Farmers have accused Sarrai Group of outsourcing sugarcane processed at Mumias Sugar factory at the expense of the local community, whose crop is reportedly rotting in farms. The farmers who assembled in one of the farms in Mumias on Monday accused the Uganda-based firm of ignoring the plight of local farmers.
“As farmers, we have not been involved. When this company was started in 1966, it ws agreed that it was going to help us as locals through selling of canes and employment of our children,” Mr Didmus Mwangala, a farmer, told the press. “Sarrai has, however, killed the factory. They are buying sugar like onions and we cannot even tell where they are buying them. Our sugarcane is rotting in our farms.”
The farmers said initially the factory would help them pay school fees but that privilege is no longer available since Sarrai took over operations of the sugar miller last year. “Sarrai has not told farmers how they are planning to run this factory. We are wondering if we really surrendered this company to foreigners or what. We don’t understand,” he added.
The farmers said their children have turned to criminal activities due to lack of jobs. “We have taken our children to school and there are no jobs. Some have turned to criminal activities. We have grown cane yet we have nowhere to take them. Some of us are widows. Poverty is killing us,” Mary Makokha, another local farmer, said
The cane farmers also accused the Kakamega County Commissioner of colluding with Sarrai Group to bock them from agitating for their rights. Last week, Mumias Sugar workers planned peaceful demonstration, but were dispersed by the police despite having a valid authorization letter.
During the Thursday demos, the workers protested delays in salaries and accused Sarrai Group of importing workers from Uganda to work at the sugar miller. The workers said they have not been paid for months despite the Uganda-based company purporting to take over operations at the sugar miller.

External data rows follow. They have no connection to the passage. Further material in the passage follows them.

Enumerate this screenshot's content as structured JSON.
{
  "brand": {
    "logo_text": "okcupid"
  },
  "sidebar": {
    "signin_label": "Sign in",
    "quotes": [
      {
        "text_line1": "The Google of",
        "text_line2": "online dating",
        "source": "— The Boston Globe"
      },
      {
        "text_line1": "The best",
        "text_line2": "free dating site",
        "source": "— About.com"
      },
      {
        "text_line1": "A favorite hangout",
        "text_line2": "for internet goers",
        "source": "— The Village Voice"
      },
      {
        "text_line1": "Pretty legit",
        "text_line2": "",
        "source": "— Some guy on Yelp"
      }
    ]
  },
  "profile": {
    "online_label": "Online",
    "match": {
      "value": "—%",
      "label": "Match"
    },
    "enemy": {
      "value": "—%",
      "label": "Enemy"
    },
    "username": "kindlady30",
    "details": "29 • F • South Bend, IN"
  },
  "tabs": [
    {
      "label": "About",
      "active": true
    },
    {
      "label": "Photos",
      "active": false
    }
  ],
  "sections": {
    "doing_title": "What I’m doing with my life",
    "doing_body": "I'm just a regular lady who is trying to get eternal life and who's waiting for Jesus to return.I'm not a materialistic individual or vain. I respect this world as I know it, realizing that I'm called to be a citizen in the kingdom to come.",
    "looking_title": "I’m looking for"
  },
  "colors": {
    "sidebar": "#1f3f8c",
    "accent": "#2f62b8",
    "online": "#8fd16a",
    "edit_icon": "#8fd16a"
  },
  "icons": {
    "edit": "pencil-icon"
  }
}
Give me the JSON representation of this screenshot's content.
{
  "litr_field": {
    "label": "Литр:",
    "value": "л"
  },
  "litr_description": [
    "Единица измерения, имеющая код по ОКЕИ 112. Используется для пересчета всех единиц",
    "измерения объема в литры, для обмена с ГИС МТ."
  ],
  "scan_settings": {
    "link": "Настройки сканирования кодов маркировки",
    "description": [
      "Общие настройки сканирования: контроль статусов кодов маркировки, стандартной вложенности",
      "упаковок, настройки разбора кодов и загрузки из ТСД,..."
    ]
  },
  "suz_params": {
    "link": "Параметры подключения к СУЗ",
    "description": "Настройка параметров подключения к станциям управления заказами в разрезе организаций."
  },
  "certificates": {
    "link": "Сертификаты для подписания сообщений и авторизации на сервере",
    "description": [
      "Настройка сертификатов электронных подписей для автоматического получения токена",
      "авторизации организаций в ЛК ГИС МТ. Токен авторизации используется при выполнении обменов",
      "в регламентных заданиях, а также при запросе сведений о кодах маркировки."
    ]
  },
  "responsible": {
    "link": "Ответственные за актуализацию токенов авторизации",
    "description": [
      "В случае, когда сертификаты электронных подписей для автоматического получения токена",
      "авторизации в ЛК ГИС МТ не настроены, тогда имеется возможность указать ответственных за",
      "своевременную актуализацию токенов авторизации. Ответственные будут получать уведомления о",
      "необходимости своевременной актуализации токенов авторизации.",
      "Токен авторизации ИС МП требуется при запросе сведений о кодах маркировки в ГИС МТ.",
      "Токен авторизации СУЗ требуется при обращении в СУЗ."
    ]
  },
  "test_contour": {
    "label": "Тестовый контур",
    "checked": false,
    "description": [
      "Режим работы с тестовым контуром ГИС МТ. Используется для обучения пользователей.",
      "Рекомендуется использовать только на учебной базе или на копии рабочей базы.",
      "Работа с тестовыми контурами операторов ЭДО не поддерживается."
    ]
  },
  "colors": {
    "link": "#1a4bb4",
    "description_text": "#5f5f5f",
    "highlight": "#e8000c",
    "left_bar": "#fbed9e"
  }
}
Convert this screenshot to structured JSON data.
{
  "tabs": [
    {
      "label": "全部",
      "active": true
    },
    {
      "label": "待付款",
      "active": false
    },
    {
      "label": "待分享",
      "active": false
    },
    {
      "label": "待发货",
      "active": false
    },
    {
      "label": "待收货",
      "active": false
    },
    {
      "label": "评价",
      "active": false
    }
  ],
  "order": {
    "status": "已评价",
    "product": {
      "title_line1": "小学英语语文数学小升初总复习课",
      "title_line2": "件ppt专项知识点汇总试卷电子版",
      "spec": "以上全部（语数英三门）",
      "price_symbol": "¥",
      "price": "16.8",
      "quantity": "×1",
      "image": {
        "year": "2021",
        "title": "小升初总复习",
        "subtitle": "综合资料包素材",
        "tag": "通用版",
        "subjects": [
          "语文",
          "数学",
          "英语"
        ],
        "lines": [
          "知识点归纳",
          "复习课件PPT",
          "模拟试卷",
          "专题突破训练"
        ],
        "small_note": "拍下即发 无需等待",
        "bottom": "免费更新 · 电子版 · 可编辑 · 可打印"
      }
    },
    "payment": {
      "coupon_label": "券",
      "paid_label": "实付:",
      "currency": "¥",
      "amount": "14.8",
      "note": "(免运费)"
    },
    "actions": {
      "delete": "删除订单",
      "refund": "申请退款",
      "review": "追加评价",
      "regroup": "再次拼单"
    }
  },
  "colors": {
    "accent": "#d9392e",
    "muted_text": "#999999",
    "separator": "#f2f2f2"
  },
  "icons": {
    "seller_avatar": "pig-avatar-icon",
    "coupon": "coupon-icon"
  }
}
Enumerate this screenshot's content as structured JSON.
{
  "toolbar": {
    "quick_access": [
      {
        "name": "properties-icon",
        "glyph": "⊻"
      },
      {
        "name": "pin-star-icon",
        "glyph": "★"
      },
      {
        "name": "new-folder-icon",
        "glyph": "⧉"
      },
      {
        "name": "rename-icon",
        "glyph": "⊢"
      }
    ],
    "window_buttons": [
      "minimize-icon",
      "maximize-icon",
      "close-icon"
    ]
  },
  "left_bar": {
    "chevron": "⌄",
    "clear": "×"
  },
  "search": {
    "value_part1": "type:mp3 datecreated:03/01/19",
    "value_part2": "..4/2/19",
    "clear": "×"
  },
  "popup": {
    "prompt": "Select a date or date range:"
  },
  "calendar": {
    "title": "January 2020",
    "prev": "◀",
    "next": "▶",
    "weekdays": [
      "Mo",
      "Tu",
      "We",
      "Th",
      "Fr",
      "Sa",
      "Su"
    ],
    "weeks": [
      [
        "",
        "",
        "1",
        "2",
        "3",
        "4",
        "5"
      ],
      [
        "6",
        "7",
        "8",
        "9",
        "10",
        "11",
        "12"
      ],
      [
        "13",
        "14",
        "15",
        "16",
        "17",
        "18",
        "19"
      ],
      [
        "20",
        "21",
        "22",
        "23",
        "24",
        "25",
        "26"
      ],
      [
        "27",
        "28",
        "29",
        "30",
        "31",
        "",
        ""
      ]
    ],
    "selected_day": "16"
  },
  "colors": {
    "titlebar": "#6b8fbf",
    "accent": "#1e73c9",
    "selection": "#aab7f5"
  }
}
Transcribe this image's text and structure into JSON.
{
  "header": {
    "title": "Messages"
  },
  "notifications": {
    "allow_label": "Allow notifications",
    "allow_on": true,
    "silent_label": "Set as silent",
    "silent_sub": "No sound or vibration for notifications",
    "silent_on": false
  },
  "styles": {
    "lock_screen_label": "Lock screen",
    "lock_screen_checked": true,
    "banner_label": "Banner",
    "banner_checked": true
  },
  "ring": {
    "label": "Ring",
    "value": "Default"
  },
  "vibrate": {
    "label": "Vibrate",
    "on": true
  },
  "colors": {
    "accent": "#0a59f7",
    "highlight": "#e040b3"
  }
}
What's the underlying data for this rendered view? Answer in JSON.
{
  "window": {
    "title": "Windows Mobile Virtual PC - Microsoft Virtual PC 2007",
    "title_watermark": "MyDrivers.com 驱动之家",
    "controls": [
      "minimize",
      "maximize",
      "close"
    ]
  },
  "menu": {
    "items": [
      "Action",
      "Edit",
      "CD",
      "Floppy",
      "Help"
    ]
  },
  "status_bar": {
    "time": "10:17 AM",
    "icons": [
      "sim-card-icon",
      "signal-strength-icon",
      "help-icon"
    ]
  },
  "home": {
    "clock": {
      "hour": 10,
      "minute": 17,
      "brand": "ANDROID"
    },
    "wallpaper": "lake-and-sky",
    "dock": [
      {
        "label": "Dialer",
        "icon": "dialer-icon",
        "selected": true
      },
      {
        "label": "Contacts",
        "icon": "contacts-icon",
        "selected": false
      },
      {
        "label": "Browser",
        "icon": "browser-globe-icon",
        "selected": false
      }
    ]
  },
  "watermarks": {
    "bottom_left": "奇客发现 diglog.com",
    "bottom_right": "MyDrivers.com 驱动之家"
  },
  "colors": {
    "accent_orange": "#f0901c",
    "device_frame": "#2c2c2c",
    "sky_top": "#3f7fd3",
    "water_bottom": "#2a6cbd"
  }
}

“We want arrears to be paid immediately,” Mr Patrick Mutimbo, one of the workers, told the media. “We also want locals to be allowed to work in the company and Ugandans who were brought in by Sarrai to be deported back to their country. The few Kenyans working inside are working overtime and not being compensated.”
The new development comes two weeks after Sarrai Group was stopped by the Court of Appeal from operating the sugar miller until a case lodged against it is heard and determined. The court upheld 14th April 2022, ruling that directed the Ugandan firm to vacate the milling company premises.
Three appellate court judges said the applicants had demonstrated an appeal will be rendered nugatory in case the execution is not stayed during the hearing of the case. “In the upshot, the notice of motion dated 27th April 2022 is allowed to the extent only that there will be the stay of execution of the ruling dated 14th April 2022,” the judges ruled on Friday, September 23.
The ruling now means Sarrai remains locked out of Mumias Sugar premises. In the April ruling, the High Court judge Justice Alfred Mabeya in Nairobi cancelled the Sarrai’s 20-year lease to operate Mumias Sugar Company.